Riportiamo dal CORRIERE della SERA di oggi, 13/03/2009, a pag. 15, l'articolo di Paolo Valentino dal titolo " Freeman accusa: costretto a lasciare dalla lobby filoebraica " sulla decisione di Charles Freeman di rinunciare alla carica di capo del National Intelligence Council, organismo che coordina la stesura dei rapporti delle sedici agenzie dei servizi americani.
Freeman accusa la "lobby ebraica" di aver fatto pressioni per le sue dimissioni. E' una bugia, da come lui la presentea, non complotta ma agisce a viso aperto (a tal proposito invitiamo alla lettura dell'articolo di Elena Loewenthal del 9/03/2007 dal titolo " La verità sulla 'lobby ebraica' "contenuto nell'archivio di IC) . Ecco l'articolo:
WASHINGTON — Questa volta, a far saltare una nomina del presidente Obama non sono state le tasse. Charles Freeman, scelto per guidare il National Intelligence Council, l'organismo che coordina la stesura dei rapporti delle sedici agenzie dei servizi americani, si è chiamato fuori, travolto dallo sbarramento preventivo di critiche e attacchi, che sin dall'inizio ne ha accompagnato sulla blogosfera la designazione.

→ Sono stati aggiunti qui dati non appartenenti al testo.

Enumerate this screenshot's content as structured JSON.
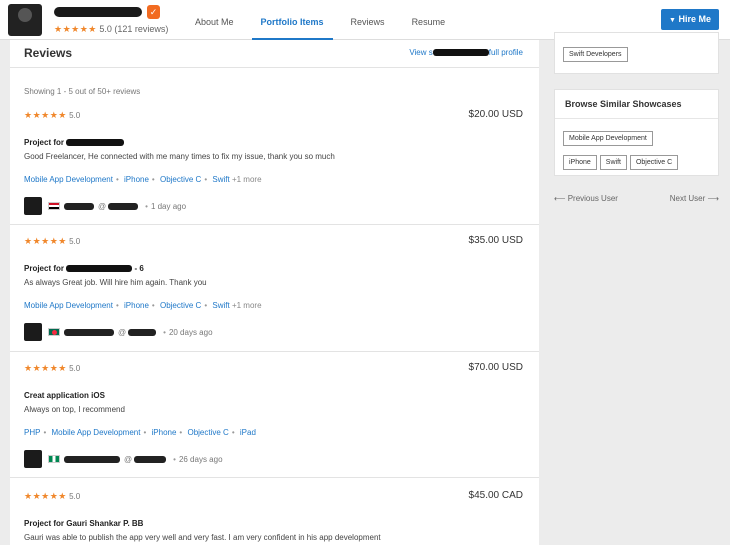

Ex ambasciatore in Arabia Saudita, esperto di Medio Oriente e Cina, Freeman era entrato nel mirino di bloggers e gruppi di opinione per diverse ragioni: le ripetute critiche a Israele, che ha accusato di «occupazione violenta delle terre palestinesi»; i rapporti con Pechino, che lo hanno visto membro del board di una compagnia petrolifera cinese; l'eccessiva vicinanza alla monarchia saudita, che finanzia il centro di ricerca sul Medio Oriente di cui è fondatore.
Ma la sua uscita di scena è diventata un caso controverso, dopo che Freeman ha sparato ad alzo zero contro la «lobby pro Israele », da lui indicata come unica e vera responsabile del naufragio della sua nomina.
«Obiettivo di questa potente lobby — ha scritto in una lunga email inviata a tutti i media — è di controllare il processo politico, attraverso l'esercizio di un diritto di veto sulla nomina di persone che contestano la saggezza delle sue posizioni».
Il risultato, secondo Freeman, è «l'impossibilità per l'opinione pubblica americana di discutere, o per il governo di considerare qualsiasi opzione politica per il Medio Oriente, che non sia condivisa dalla fazione al potere in Israele ».
I fatti dicono però che solo alcune organizzazioni ebraiche siano uscite pubblicamente contro la nomina di Freeman. Un esempio: come ha spiegato il portavoce Josh Block, l'American Israel Public Affairs Committee, considerato il più influente gruppo pro-israeliano di Washington, «non ha preso posizione e non ha fatto pressioni sul Congresso ». Block ha comunque ammesso di aver risposto alle domande di giornalisti e fornito loro materiale sulle passate dichiarazioni anti israeliane di Freeman.
La discussione si è fatta aspra e polemica. Il Washington Post
ieri ha criticato Freeman, accusandolo di teorizzare una cospirazione inesistente e ricordando che uno dei suoi critici più feroci fosse proprio la Speaker della Camera, Nancy Pelosi, che gli rimprovera posizioni molto indulgenti sulle violazioni dei diritti umani in Cina.
Ma altri gli hanno dato ragione. Come Joe Klein, editorialista di Time, il quale però ha accusato non la lobby pro Israele, ma una «banda di neo conservatori ebraici che hanno reso Washington un posto poco accogliente per chi ha il coraggio di sfidare il loro punti di vista».
Nell'amministrazione, Freeman è stato difeso solo dall'Ammiraglio Dennis Blair, capo dell'apparato d'intelligence e suo grande protettore. Ma la Casa Bianca ha taciuto, sia prima, al momento delle critiche, che dopo, davanti alla sua reazione. Ed è stato questo assordante silenzio, che deve averlo convinto a ritirarsi.